NULL判定をしているのがINTEGER/REAL/DOUBLEだけなのは、うちのシステムの都合ですね。

SQLiteの仕様を利用(悪用?)し、数値項目にNULLの代用として空文字を使っていたので、数値項目に関しては空文字=NULLと判定してPARAM_NULLをセットしていますが、文字列項目にNULLは使っていなかったため、このような書き方になっています。

また、INTEGER型はPDO::PARAM_INTをセットしているのにREAL/DOUBLEに関してはPDO::PARAM_STRにしているのはbindValueの型指定に浮動小数点数型がないからです。仮にREAL/DOUBLEにPDO::PARAM_INT(数値)を指定した場合、1.5が1になります。小数点以下が切り捨てられるんですね。…………なんでPDOでは浮動小数点数型の指定ができないの?

PHP5までは小数点以下が切り捨てられるようなことはなかったのですが、いつのまにか、少なくともPHP7.3以降ではPDO::PARAM_INTを指定した場合、小数点以下が切り捨てられます。というわけで、REAL/DOUBLE型にはPDO::PARAM_STRを指定するのが大正義。

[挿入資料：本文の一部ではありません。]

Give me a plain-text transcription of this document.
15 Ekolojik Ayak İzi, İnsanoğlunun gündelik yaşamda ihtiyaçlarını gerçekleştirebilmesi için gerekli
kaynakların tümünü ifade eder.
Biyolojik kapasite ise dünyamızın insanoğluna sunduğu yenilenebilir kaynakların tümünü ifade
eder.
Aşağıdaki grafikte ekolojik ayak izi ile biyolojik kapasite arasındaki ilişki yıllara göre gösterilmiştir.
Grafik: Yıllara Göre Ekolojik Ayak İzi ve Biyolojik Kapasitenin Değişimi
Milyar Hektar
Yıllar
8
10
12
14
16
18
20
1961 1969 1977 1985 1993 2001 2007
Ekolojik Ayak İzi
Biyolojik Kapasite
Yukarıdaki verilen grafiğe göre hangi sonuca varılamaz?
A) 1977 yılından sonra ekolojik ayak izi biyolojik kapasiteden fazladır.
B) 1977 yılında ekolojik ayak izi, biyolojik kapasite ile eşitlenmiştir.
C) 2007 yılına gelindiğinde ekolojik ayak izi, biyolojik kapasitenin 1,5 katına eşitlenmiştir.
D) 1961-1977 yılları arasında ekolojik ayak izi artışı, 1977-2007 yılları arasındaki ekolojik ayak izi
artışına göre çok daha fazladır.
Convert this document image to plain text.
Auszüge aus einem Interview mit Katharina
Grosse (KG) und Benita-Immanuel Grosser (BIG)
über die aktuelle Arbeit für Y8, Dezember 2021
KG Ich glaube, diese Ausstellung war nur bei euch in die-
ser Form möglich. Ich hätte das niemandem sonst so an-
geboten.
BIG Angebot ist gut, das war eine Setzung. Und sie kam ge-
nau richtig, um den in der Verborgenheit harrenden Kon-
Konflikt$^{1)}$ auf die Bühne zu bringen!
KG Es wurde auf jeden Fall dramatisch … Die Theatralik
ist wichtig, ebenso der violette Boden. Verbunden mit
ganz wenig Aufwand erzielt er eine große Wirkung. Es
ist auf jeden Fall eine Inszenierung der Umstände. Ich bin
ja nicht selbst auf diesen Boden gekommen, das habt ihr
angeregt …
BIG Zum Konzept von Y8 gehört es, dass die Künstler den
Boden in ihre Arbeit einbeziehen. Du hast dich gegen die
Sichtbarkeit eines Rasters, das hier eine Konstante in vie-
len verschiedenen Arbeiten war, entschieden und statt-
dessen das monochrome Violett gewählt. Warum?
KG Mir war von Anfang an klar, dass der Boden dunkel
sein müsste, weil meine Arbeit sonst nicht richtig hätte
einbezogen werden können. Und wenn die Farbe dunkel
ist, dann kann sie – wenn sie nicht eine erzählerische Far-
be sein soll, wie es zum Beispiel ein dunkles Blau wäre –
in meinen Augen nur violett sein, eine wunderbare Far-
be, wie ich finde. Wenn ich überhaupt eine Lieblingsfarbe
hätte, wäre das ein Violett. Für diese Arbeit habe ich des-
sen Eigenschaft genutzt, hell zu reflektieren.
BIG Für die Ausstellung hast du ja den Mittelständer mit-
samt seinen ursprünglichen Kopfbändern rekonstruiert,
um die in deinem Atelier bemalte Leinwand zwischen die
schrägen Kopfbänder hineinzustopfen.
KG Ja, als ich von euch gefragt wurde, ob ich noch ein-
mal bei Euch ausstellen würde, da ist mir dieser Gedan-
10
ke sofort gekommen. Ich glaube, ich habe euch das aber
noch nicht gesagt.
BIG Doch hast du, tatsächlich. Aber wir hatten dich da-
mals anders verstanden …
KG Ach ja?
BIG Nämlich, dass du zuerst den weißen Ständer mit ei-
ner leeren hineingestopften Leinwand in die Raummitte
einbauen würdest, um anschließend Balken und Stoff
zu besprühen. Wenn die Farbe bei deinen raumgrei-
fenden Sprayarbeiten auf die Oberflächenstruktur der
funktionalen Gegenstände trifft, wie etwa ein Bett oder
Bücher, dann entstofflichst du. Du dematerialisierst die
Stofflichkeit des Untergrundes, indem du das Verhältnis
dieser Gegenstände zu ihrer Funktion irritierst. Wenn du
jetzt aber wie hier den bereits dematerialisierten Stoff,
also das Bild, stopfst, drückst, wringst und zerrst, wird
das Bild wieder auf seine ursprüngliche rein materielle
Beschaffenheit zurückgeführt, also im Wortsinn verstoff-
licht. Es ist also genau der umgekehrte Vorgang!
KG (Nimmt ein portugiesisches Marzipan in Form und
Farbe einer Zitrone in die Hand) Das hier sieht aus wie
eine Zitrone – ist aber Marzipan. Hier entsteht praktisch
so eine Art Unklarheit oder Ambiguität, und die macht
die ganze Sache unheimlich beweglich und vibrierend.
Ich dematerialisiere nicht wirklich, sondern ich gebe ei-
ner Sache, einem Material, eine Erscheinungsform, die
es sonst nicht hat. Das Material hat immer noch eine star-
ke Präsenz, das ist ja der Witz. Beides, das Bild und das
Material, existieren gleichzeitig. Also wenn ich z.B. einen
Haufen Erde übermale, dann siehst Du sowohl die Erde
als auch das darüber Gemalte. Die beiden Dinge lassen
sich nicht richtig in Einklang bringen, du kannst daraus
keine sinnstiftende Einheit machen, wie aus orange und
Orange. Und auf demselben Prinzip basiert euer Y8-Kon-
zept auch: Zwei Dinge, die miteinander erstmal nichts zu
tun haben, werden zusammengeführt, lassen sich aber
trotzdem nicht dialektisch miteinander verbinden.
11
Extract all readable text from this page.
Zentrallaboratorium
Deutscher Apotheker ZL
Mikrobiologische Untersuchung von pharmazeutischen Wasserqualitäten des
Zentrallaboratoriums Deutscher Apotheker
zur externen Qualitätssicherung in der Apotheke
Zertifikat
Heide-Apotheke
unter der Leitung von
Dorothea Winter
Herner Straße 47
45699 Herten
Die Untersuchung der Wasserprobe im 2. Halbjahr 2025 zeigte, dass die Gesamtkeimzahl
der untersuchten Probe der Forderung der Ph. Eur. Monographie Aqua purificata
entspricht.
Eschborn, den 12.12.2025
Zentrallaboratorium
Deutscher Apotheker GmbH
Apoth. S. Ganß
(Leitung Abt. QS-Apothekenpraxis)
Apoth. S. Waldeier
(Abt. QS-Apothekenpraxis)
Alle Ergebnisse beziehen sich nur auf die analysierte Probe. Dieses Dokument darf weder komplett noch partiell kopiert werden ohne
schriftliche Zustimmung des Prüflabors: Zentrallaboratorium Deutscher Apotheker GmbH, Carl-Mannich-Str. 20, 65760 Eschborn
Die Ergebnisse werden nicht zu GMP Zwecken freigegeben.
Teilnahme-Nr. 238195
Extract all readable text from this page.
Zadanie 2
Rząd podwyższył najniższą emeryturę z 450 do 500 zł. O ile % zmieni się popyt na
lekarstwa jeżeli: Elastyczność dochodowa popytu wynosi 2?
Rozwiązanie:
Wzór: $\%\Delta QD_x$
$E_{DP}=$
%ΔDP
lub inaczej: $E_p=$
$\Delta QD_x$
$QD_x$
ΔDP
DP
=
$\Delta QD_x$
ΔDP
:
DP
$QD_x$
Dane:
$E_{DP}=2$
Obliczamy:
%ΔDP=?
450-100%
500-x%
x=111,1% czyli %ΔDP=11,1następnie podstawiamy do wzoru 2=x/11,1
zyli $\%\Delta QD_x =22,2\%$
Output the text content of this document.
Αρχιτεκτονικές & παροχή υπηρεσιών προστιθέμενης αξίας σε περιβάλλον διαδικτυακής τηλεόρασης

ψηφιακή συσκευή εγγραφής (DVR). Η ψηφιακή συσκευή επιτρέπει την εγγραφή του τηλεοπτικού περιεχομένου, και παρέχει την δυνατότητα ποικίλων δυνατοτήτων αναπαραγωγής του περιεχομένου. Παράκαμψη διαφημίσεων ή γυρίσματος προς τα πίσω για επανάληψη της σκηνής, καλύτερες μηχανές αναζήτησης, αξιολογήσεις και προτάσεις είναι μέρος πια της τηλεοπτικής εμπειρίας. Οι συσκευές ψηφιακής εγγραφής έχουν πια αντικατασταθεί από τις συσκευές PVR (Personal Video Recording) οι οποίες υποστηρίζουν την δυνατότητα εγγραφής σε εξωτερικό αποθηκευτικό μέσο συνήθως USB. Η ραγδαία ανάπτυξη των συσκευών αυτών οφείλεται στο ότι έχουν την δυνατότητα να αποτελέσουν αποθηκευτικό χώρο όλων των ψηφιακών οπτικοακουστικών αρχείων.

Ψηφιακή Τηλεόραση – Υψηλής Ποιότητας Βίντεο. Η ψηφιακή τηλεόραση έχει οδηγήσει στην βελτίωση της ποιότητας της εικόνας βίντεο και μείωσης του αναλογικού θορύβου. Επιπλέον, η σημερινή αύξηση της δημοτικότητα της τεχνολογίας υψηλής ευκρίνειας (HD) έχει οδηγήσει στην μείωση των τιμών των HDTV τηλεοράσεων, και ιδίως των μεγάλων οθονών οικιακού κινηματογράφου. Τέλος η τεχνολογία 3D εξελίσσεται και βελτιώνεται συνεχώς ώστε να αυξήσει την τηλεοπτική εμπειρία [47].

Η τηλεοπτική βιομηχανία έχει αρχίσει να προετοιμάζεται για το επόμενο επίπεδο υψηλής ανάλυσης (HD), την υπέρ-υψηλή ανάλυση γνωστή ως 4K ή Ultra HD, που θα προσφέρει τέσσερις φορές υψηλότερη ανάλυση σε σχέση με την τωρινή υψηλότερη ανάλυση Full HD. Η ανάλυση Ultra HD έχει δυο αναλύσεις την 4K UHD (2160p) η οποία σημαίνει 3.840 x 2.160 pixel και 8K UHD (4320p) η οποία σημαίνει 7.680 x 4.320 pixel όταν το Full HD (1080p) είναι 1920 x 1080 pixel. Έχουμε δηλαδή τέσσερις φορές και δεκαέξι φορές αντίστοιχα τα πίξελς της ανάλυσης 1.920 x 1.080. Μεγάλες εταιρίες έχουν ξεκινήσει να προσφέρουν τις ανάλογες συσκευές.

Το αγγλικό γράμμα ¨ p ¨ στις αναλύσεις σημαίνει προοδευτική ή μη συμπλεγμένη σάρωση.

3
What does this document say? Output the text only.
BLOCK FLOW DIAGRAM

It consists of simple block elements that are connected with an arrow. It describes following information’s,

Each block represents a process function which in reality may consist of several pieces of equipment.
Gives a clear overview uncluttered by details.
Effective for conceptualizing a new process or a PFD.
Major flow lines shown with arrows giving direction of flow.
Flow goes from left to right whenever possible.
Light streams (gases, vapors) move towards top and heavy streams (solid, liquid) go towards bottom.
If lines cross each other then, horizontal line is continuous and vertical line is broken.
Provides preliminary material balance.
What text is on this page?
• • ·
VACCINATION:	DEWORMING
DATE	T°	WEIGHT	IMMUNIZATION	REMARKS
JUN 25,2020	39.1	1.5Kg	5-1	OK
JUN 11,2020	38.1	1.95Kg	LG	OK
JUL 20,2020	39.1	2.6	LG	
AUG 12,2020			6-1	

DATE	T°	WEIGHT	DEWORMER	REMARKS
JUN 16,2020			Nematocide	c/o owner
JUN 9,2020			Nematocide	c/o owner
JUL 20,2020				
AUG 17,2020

…今のところ、ね。

それから最後に、TEXT型で実行しているmb_convert_encodingについては完全にうちのシステム独自の問題で、文字化け回避のためです。

恥ずかしい話、日本語が含まれる文字列を mb_substr ではなく、substrでぶったぎってしまった過去データがまだ残っており、UTF-8として正しくない文字コードがデータベース内に取り残されていたんですね。

SQLiteの場合、そんなおかしな文字コードすら受け入れてしまうので特にエラーにはならないのですが、このデータをMySQLへもっていこうとすると当然エラーになります。

よって、mb_convert_encoding($value, 'UTF-8', 'UTF-8');という、UTF-8からUTF-8への変換、という一見無駄な処理を行うことで、UTF-8として正しくない文字を排除しています。

このあたりの話については「PHPのjson_encodeで空白が返ってきてしまう場合のエラー確認方法」でも解説していますので、興味があればどうぞ。

記事書きながら思ったんですが、こんなデータ修正はDB移行前にやっておけよって気がしたので、たぶんそうします。

まとめ

SQLiteからMySQLへ移行するすると言い続けて半年も何やってんだって話ですが、数十万PV程度とはいえ、ざっくり計算してみると6秒に1ページ開かれている計算になり、数分間止めるだけでも膨大な影響があることがわかったので、どうやって一瞬で切り替えようかアレコレ考えて夜も寝れずに昼寝しているうちにこんなに時間が経ってしまいました。

ローカル環境では移行が完了しており、SQLite独自の方言(INSERT OR IGNORE文等)や拡張仕様(WHERE句でもエイリアスが使える等)も削除し、ほとんど標準SQLのみ使うようにプログラムも修正済なので、あとはホントにデータを移行する時間だけ。

今回のテストで一括更新処理を入れることで、大幅な時間短縮もできたため、よーやくSQLiteからMySQLへのデータ移行が完了しそうです。

ちなみにSQLiteを廃止する理由が気になる方はこちらの記事「SQLiteのDatabase is lockedで悩む人に見て欲しいロックの話」をどうぞ。Database is lockedの問題はある程度解決可能なのですが、6秒に1ページ読まれる頻度になってくるとロック解除待ちの時間が非常にわずらわしいので、そのくらいの規模のHPならとっととMySQLやPostgreSQLへ移行したほうが良いと思います。

備忘録というわりに長くなりましたが、何かの間違いで(?)たまたまここへ訪れた人のお役に立てば幸いです。